Ancistrus karajas

Scientific classification
- Kingdom: Animalia
- Phylum: Chordata
- Class: Actinopterygii
- Order: Siluriformes
- Family: Loricariidae
- Genus: Ancistrus
- Species: A. karajas
- Binomial name: Ancistrus karajas R. R. de Oliveira, Rapp Py-Daniel, Zawadzki & Zuanon, 2016

= Ancistrus karajas =

- Authority: R. R. de Oliveira, Rapp Py-Daniel, Zawadzki & Zuanon, 2016

Species of catfish

Ancistrus karajas is a species of freshwater ray-finned fish belonging to the family Loricariidae, the suckermouth armoured catfishes, and the subfamily Hypostominae, the suckermouth catfishes. This catfish is endemic to Brazil.

==Taxonomy==
Ancistrus karajas was first formally described in 2016 by the Brazilian ichthyologists Renildo Ribeiro de Oliveira, Lucia Helena Rapp Py-Daniel, Cláudio Henrique Zawadzki and Jansen Alfredo Sampaio Zuanon, with its type locality given as Igarapé Alemão, Parauapebas River, in the Carajás National Forest, the Tocantins River basin, in the Brazilian state of Pará, at 6°00'13"S, 50°34'34"W. Eschmeyer's Catalog of Fishes classified the genus Ancistrus in the subfamily Hypostominae, the suckermouth catfishes, within the suckermouth armored catfish family Loricariidae.
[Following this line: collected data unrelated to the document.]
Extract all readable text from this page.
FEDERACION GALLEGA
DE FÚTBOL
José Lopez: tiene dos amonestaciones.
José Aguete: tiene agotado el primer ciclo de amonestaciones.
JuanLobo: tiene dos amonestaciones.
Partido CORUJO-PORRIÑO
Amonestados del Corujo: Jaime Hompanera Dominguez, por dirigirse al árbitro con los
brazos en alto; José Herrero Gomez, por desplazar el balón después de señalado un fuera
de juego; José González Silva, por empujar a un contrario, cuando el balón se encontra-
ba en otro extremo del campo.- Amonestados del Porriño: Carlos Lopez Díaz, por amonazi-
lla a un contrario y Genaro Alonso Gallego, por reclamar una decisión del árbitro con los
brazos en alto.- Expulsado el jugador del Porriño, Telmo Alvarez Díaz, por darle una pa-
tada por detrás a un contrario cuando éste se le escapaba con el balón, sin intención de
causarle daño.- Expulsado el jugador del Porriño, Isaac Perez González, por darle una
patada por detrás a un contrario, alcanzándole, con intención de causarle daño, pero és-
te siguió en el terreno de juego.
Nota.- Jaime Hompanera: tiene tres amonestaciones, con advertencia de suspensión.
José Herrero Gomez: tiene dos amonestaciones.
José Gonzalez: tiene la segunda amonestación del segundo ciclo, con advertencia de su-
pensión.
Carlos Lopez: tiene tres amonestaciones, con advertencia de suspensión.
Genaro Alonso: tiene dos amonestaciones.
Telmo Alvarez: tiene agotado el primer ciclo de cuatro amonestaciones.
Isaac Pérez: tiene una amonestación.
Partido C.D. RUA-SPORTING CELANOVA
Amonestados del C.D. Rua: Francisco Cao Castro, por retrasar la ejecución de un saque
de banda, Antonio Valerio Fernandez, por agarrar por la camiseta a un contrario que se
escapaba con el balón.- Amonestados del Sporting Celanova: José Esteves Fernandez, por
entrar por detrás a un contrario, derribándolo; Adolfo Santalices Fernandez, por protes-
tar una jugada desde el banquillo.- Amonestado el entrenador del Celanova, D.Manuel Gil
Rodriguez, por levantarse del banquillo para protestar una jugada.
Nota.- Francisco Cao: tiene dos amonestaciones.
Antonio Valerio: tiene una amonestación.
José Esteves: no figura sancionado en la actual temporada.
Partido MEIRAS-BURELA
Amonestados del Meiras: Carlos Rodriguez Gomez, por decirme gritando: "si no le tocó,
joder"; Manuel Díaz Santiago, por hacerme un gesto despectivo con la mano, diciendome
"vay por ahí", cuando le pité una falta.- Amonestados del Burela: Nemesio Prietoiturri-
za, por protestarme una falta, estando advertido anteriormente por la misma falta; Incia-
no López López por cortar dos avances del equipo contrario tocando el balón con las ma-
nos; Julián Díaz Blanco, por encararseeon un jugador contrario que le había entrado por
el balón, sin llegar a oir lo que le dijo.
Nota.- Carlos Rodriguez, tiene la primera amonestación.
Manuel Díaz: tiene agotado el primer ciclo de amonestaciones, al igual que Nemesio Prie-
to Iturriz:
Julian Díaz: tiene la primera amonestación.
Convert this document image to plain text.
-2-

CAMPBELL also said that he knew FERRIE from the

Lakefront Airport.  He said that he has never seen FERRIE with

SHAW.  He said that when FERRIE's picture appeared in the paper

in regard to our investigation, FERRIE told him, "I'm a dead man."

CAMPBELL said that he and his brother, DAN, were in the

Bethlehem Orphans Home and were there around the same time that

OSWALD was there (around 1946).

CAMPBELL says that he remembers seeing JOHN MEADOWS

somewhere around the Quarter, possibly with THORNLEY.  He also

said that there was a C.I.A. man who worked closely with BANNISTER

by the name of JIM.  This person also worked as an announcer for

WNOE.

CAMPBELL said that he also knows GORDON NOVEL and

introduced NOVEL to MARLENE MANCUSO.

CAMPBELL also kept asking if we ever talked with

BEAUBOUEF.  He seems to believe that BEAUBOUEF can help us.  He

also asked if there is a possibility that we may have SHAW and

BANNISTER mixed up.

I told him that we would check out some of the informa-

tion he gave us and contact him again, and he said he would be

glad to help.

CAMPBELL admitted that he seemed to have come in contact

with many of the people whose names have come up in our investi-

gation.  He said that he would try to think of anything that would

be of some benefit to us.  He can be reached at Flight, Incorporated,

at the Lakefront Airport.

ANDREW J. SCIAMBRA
It has also been classified in the tribe Ancistrini by some authorities.

==Etymology==
Ancistrus karajas is classified in the genus Ancistrus, a name coined by Rudolf Kner, but when he proposed the genus, he did not explain the etymology of the name. It is thought to be from the Greek ágkistron, meaning a "fish hook" or the "hook of a spindle", a reference to the hooked odontodes on the interopercular bone. The specific name, karajas, is the name of an indigenous people, the Karajá, who live in the lower Tocantins basin where the type locality is located.

==Description==
Ancistrus karajas is told apart from almost all other Ancistrus species by having no or a merely vestigial adipose fin with a single preadipose plate, as well as a combination of morphometric characters. It was described at the same time as the similar A. krenakarore with the two species differing in colour and pattern. Ancistrus species develop soft, bushy tentacles on the snout when sexually mature, these are better developed in the males than they are in females.

==Distribution==
Ancistrus karajas is endemic to Brazil where it occurs in the lower Tocantins basin in Pará.